First, I started writing from the point of view of someone like me: a white woman observing and learning about border issues. But it fell flat. It lacked passion and urgency. So I signed up for a novel-writing class at UCLA with Gayle Brandeis, winner of the Barbara Kingsolver Bellwether Prize for fiction of social justice.
In response to an assignment, I began writing in the voice of a young Mexican girl, Alma, whose father was a migrant farmworker who goes missing—and so Alma and her sister Rosa set out on a journey from southern most Mexico to US to see what they can learn about their father. Along the way, they meet a young man from Guatemala, Manuel, who joins them on their journey and with whom Alma will fell in love. They encounter great kindness, but also profound cruelty. Ultimately, it’s a story of love and hope.
Alma’s voice was the voice of one deeply personal immigrant experience that I hoped readers would get swept up in and feel for themselves. I wanted to achieve what Atticus Finch told Scout in To Kill a Mockingbird, “You never really understand a person until you consider things from his or her point of view. Until you climb inside of her skin and walk around in it.”
LUZ
The novel was titled Luz—which means light in Spanish, and it’s also Alma’s daughter’s name. In fact, the novel is the story Alma hopes to tell her daughter when she’s older.
Published in the midst of the pandemic in June 2020, I’m pleased to say it went on to win awards, especially the highly respected Sarton Award for Contemporary Fiction, which meant the world to me. Writer and poet, May Sarton had inspired me for decades. I still have my weathered paperback of Journal of Solitude, dog-eared, underlined, comments in the margins.
All of this is what happened to one “courageous woman who returned to college.”
Second Reason:
Encouraging girls to pursue Math and Science.
In my novel, Luz, Alma loves math and wants to be a math teacher one day. Her father encourages Alma to continue her education, while many fathers in her community make their daughters leave school at thirteen or fourteen. This is another reason Alma is desperate to find her father; with his disappearance, she has lost her dream as well.
Early on in Alma’s journey, she is given a blank notebook, but instead of keeping a journal/diary, she begins writing math word problems that concern parts of her travels. There are ten math problems throughout the novel, with answers in the back.
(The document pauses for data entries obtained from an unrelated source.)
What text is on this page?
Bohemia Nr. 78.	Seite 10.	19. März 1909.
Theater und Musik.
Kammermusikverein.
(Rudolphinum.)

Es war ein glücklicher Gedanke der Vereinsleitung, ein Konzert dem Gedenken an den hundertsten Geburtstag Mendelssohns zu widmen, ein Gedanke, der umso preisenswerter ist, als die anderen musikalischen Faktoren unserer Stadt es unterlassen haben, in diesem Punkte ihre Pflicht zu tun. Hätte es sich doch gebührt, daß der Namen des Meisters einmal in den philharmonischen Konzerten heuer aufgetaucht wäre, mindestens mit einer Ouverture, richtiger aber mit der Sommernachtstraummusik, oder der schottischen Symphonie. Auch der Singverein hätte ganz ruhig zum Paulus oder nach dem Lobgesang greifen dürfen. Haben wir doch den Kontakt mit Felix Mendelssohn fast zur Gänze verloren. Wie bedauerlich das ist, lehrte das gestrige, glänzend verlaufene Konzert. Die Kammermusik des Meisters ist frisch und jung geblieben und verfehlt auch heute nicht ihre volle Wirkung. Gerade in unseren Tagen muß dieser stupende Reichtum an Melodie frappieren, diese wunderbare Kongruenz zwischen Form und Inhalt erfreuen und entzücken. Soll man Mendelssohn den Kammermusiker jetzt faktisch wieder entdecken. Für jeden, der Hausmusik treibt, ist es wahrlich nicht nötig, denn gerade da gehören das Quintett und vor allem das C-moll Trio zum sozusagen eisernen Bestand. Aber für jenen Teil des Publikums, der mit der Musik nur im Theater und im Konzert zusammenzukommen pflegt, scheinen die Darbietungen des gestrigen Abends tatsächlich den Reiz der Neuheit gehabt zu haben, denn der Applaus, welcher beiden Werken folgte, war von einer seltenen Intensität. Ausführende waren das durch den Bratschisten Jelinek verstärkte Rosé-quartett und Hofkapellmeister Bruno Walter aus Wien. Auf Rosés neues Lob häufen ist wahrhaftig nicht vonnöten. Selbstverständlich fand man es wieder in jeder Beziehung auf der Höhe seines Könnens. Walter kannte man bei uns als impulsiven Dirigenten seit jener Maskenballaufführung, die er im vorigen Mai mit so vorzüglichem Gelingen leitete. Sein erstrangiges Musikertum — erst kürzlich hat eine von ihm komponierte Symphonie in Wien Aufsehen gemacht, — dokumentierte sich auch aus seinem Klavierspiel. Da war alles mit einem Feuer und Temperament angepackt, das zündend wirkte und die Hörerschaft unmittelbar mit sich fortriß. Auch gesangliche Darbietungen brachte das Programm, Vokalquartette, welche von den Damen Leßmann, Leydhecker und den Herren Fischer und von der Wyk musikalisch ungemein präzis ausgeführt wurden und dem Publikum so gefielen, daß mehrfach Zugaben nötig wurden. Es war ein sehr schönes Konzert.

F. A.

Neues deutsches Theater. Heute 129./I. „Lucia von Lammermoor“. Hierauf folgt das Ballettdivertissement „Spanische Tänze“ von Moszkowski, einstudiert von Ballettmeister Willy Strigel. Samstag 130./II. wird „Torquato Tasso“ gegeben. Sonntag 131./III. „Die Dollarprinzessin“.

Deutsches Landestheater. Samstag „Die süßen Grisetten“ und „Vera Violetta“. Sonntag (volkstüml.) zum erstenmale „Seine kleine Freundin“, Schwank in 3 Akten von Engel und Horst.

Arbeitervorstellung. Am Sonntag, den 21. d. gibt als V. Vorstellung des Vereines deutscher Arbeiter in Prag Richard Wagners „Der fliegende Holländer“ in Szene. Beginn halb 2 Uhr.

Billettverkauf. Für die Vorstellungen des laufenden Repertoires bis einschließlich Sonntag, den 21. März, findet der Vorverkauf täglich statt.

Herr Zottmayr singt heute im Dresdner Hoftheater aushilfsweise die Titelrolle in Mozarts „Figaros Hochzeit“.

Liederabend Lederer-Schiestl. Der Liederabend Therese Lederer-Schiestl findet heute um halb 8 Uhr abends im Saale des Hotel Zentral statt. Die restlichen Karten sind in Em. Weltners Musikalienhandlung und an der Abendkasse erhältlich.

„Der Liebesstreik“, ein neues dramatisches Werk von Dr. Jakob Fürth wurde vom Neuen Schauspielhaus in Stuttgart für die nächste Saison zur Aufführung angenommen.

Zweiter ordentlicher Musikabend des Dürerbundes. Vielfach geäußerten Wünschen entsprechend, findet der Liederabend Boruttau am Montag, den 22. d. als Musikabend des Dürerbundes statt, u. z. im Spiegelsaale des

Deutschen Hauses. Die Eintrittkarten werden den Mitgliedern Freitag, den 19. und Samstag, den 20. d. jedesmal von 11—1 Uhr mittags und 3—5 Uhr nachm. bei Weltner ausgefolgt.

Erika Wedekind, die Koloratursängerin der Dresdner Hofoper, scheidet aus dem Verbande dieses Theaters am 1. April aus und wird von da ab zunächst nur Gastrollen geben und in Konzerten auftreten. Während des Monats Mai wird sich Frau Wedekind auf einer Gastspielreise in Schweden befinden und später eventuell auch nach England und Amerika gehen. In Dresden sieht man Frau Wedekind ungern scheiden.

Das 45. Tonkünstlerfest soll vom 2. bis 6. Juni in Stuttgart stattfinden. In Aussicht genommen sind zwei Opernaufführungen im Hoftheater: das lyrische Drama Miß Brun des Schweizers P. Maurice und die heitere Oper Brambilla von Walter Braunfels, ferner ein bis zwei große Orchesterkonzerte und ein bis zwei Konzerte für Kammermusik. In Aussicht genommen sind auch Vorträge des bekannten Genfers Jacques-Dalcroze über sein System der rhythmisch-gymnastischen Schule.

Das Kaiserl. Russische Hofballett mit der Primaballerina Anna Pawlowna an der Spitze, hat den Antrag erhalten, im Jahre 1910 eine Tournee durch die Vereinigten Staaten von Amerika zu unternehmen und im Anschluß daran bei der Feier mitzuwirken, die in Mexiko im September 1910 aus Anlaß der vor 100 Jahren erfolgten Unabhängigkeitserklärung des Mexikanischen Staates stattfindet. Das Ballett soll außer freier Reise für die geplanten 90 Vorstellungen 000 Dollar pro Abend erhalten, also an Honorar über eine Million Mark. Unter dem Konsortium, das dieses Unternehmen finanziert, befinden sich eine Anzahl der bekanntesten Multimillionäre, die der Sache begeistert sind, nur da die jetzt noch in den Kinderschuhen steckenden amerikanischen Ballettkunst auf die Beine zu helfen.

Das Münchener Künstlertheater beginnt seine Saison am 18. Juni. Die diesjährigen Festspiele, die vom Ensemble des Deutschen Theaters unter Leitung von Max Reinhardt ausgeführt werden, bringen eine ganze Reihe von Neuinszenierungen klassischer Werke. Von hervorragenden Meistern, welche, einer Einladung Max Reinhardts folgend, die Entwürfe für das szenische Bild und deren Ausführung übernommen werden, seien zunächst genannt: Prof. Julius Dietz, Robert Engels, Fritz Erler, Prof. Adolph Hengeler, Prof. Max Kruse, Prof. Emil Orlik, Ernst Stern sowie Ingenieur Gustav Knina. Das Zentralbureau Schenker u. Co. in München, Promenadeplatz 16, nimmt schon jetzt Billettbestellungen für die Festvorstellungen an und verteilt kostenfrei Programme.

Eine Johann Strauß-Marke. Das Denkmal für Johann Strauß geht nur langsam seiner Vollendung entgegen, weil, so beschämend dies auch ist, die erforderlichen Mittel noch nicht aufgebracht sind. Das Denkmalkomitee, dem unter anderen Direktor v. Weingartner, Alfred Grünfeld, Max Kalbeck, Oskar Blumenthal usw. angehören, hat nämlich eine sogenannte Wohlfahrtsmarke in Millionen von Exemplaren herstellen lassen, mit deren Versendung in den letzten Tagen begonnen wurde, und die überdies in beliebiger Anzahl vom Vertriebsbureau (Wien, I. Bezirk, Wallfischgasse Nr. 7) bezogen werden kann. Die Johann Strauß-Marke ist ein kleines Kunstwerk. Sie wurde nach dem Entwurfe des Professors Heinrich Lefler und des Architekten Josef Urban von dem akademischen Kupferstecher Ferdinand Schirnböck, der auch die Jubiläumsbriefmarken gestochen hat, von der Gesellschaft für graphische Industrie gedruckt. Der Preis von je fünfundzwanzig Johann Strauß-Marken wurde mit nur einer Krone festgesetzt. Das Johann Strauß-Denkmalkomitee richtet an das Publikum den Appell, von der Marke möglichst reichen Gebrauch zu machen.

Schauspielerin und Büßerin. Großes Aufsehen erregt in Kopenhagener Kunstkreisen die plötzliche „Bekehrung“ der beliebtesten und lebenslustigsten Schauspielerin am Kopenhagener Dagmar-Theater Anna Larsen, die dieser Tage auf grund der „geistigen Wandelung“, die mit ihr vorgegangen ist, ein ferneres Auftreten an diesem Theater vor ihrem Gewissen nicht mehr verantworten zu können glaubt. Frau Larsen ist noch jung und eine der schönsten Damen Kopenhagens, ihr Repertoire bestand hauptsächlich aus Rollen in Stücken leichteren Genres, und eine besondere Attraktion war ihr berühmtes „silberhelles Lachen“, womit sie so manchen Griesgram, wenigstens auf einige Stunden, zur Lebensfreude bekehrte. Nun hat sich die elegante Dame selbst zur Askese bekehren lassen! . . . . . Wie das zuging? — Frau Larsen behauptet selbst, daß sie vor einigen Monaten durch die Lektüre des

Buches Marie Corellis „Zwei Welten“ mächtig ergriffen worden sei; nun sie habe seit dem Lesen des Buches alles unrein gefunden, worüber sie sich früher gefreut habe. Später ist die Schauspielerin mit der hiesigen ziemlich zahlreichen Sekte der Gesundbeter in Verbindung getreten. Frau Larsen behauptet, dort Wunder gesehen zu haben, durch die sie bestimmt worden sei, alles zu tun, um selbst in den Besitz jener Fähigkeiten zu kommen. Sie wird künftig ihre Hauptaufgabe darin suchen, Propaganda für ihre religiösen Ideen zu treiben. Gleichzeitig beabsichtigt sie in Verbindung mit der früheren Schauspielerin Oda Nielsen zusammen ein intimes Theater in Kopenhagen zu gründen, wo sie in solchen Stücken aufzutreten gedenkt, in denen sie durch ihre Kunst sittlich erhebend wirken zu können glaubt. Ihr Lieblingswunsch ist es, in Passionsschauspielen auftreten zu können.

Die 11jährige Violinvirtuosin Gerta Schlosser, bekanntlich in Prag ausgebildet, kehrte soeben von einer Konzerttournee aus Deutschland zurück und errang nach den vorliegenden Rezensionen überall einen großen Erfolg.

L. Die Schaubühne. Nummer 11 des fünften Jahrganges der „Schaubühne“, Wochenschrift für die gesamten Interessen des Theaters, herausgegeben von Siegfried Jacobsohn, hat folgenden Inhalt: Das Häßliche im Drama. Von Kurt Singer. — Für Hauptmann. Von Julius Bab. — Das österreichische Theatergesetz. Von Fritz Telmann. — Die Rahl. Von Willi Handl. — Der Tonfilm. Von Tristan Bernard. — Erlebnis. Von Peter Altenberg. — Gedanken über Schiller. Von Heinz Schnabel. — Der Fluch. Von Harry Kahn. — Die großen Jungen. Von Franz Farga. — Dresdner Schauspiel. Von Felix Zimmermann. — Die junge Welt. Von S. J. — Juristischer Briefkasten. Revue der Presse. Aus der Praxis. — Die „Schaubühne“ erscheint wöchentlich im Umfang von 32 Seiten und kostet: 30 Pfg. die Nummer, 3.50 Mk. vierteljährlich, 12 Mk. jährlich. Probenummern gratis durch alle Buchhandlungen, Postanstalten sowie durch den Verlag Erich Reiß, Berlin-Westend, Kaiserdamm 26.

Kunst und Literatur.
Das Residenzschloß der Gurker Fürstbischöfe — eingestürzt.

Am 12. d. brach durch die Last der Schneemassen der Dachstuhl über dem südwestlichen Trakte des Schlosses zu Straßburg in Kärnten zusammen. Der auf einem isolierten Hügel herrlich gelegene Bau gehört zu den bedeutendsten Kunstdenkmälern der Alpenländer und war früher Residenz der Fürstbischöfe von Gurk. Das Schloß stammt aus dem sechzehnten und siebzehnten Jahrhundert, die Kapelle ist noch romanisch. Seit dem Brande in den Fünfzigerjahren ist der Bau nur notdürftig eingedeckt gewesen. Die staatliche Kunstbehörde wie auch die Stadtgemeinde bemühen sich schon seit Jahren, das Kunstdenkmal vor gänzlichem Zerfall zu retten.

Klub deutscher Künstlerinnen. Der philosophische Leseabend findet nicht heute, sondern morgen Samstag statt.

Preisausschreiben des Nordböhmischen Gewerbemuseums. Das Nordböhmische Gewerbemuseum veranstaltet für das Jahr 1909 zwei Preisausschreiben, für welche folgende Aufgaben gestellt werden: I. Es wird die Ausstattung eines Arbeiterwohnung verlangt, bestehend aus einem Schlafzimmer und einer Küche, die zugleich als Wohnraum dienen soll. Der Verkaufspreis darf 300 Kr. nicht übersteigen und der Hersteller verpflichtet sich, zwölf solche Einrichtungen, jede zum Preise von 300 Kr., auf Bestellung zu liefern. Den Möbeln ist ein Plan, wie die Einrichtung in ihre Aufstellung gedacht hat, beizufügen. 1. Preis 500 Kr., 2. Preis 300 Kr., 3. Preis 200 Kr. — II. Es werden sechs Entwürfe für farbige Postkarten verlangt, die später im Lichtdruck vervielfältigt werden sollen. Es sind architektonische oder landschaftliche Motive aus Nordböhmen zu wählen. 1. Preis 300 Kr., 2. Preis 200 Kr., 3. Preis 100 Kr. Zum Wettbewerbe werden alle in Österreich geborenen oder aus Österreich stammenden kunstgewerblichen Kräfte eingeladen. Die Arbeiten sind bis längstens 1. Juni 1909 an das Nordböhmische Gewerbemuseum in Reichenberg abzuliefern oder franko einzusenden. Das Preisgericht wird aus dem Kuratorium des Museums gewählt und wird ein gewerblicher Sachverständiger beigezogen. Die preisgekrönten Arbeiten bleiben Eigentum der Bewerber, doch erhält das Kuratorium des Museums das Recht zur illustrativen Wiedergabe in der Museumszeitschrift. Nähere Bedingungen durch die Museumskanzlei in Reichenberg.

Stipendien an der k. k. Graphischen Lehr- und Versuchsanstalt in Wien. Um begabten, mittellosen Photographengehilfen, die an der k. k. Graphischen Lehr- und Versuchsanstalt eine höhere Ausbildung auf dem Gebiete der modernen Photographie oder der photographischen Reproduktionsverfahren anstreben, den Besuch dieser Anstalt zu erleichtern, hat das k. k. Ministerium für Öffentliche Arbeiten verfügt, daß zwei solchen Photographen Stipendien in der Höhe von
I wasn’t sure how readers would respond to this unusual addition to a novel, but to my joy, it’s been warmly received.
As a high school teacher, I did this because I wanted to encourage young girls to see math as cool, even fun. Instead of Alma writing poems or stories or keeping a diary—she creates math problems.
Then, in my second novel which comes out next spring, Josie and Vic, as a young girl my protagonist, Josie, is fascinated with science—geology, in particular. In fact, the concept of Pangaea, the supercontinent that broke apart and formed our separate continents, plays an important role in the novel. Josie compares her family to Pangaea, breaking apart since her father abandoned them and her brother, Vic, prepares to leave for Vietnam. Josie will go on to study geology in college. So again, I have a protagonist who as a young girl loves science.
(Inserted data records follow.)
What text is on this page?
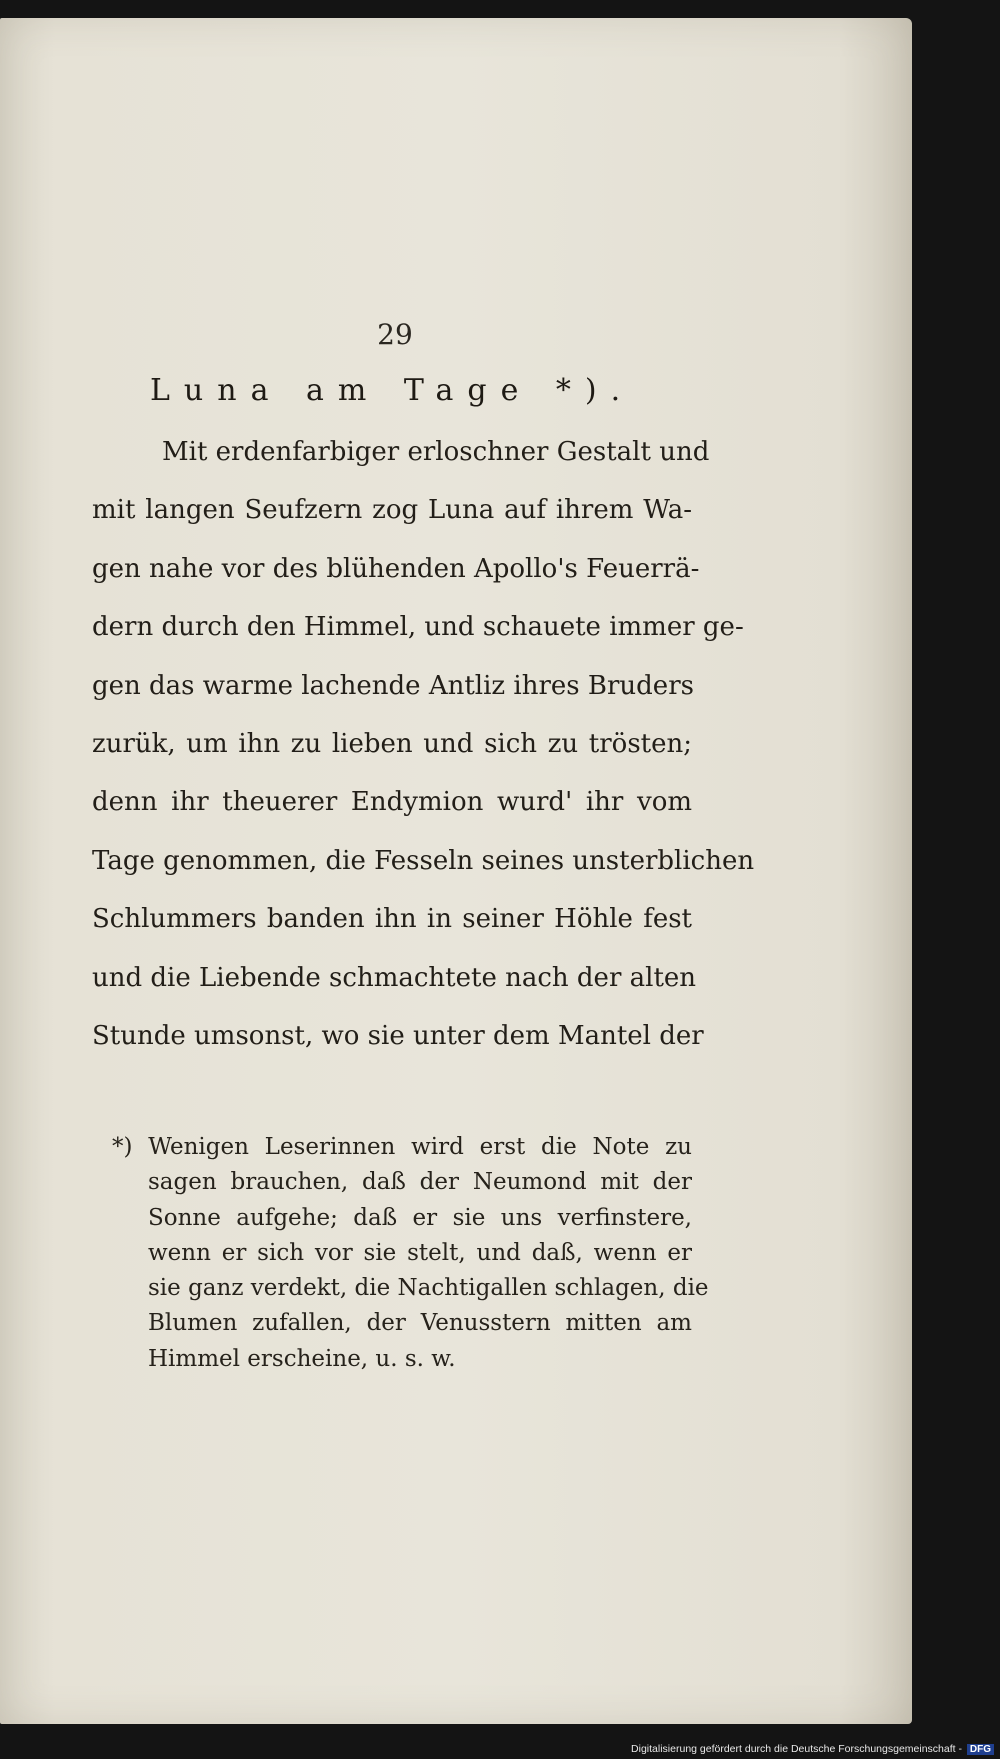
29
Luna am Tage *).
Mit erdenfarbiger erloschner Gestalt und
mit langen Seufzern zog Luna auf ihrem Wa-
gen nahe vor des blühenden Apollo's Feuerrä-
dern durch den Himmel, und schauete immer ge-
gen das warme lachende Antliz ihres Bruders
zurük, um ihn zu lieben und sich zu trösten;
denn ihr theuerer Endymion wurd' ihr vom
Tage genommen, die Fesseln seines unsterblichen
Schlummers banden ihn in seiner Höhle fest
und die Liebende schmachtete nach der alten
Stunde umsonst, wo sie unter dem Mantel der
*) Wenigen Leserinnen wird erst die Note zu
sagen brauchen, daß der Neumond mit der
Sonne aufgehe; daß er sie uns verfinstere,
wenn er sich vor sie stelt, und daß, wenn er
sie ganz verdekt, die Nachtigallen schlagen, die
Blumen zufallen, der Venusstern mitten am
Himmel erscheine, u. s. w.
Digitalisierung gefördert durch die Deutsche Forschungsgemeinschaft - DFG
I’d like to close with a message that drives my writing. Finding ways to connect is so important today in our country, our communities, in our families. In my writing, I strive to reach across differences and make connections—to convey how we are more alike than we are different. In Luz, I hoped to build a bridge of understanding regarding complex issues of immigration. In my upcoming novel, Josie and Vic, a fragmented family is given a chance to reconnect—despite their differences.
So imagine my joy when I discovered that AAUW supported a girls’ summer camp focusing on science and math, as well as courageous women who return to college. Such personal connections for me with your wonderful organization. Thank you again for the honor of speaking at your annual Authors’ Luncheon.